Let’s say you get it working and it shifts good enough, the worn-out components will accelerate the wear of the new component, so don’t expect it to last anywhere as long as it should. It can also be dangerous, as the worn chain may not lock into the gears on the cassette the same and jump the teeth when under a heavy load. This could send the rider’s momentum forward, risking an over-the-bars incident, or I’ve even seen riders smash their face on the stem or bars.

If you are not sure which of these might be your case, then head to a local shop you trust and have a professional access the situation. Your drivetrain is one of the most important aspects of enjoying the bike, so don’t leave it to risk or mistake. 

Q: I read your July tips and have been making a few changes to my position and setup. I am still having problems with my hands and feet going numb. What else should I consider? 

A: As I mentioned in the July issue, most people do not prioritize leg position, but instead jump straight to reach and body position. Saddle position and cleat position are always the priority. In my years of helping people, one of the biggest problems is shoe size, which leads to cleat-position problems. 

“The cassette, chain and rings wear together, and if the chain is too worn, it should be used with a new cassette or chainrings. In reality, the three are now a permanent set and cannot be mixed with any others.” 
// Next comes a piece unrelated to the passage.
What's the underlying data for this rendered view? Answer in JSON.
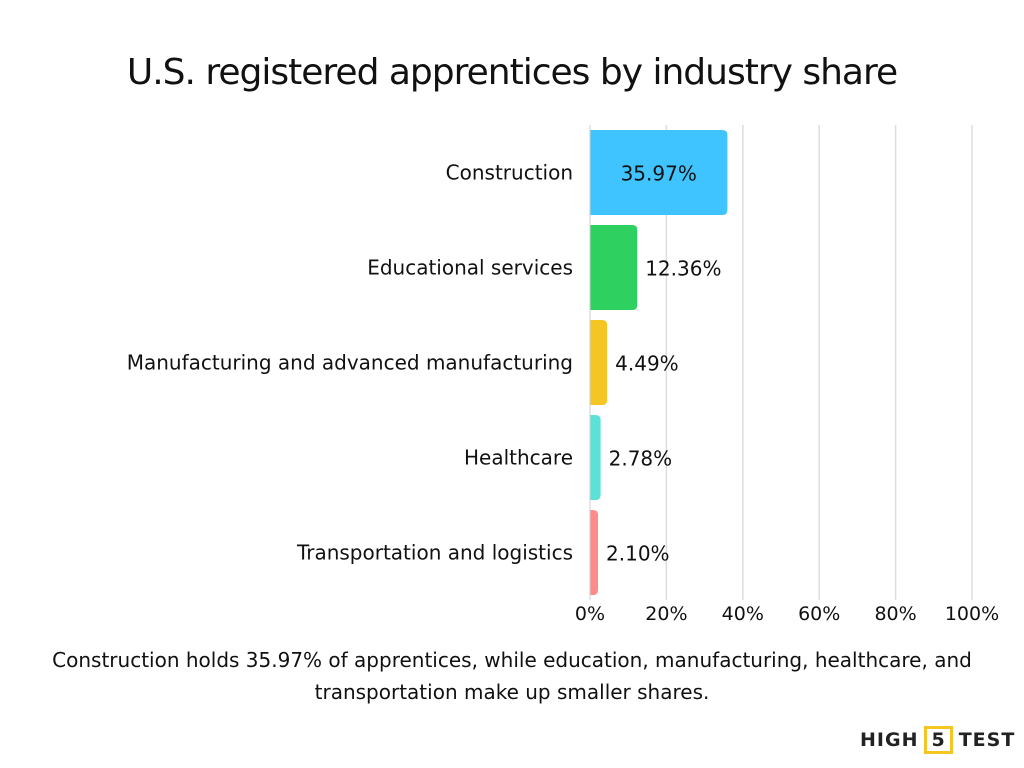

Many riders have the incorrect-size shoes (normally too big). This means the position where the cleat attaches is too far forward. This can make it very difficult to get the cleat in the correct position under the foot. It also means that under load and efforts, the foot can move in the shoe, changing the relative relationship the cleat has with the foot.

I would first and foremost make sure you have the correct-size shoe. This can be hard to tell when trying shoes on, because most are using stiff and lightweight materials that are restricting. This is even truer when they are new and have not had time to wear in.

If you feel like the shoe you have is correct, then positioning the cleat and using the correct cleat is next. Many
times I will see that the position of the cleat is correct, but they have too much or too little float. Too much float is less impactful on comfort and performance, but has the most effect when you are tired. 

My last tip is to only make one change and stick with it for at least 5 to 10 rides. It will take your body some time to reset. The exception is if you have immediate pain or extreme discomfort. Make sure you record your changes and document the original position and hardware before making the changes. If none of this seems to do the trick, it’s time to visit a fitter that can analyze your specific needs and issues. They can target your problematic issues, and only there would I consider changing multiple things at once.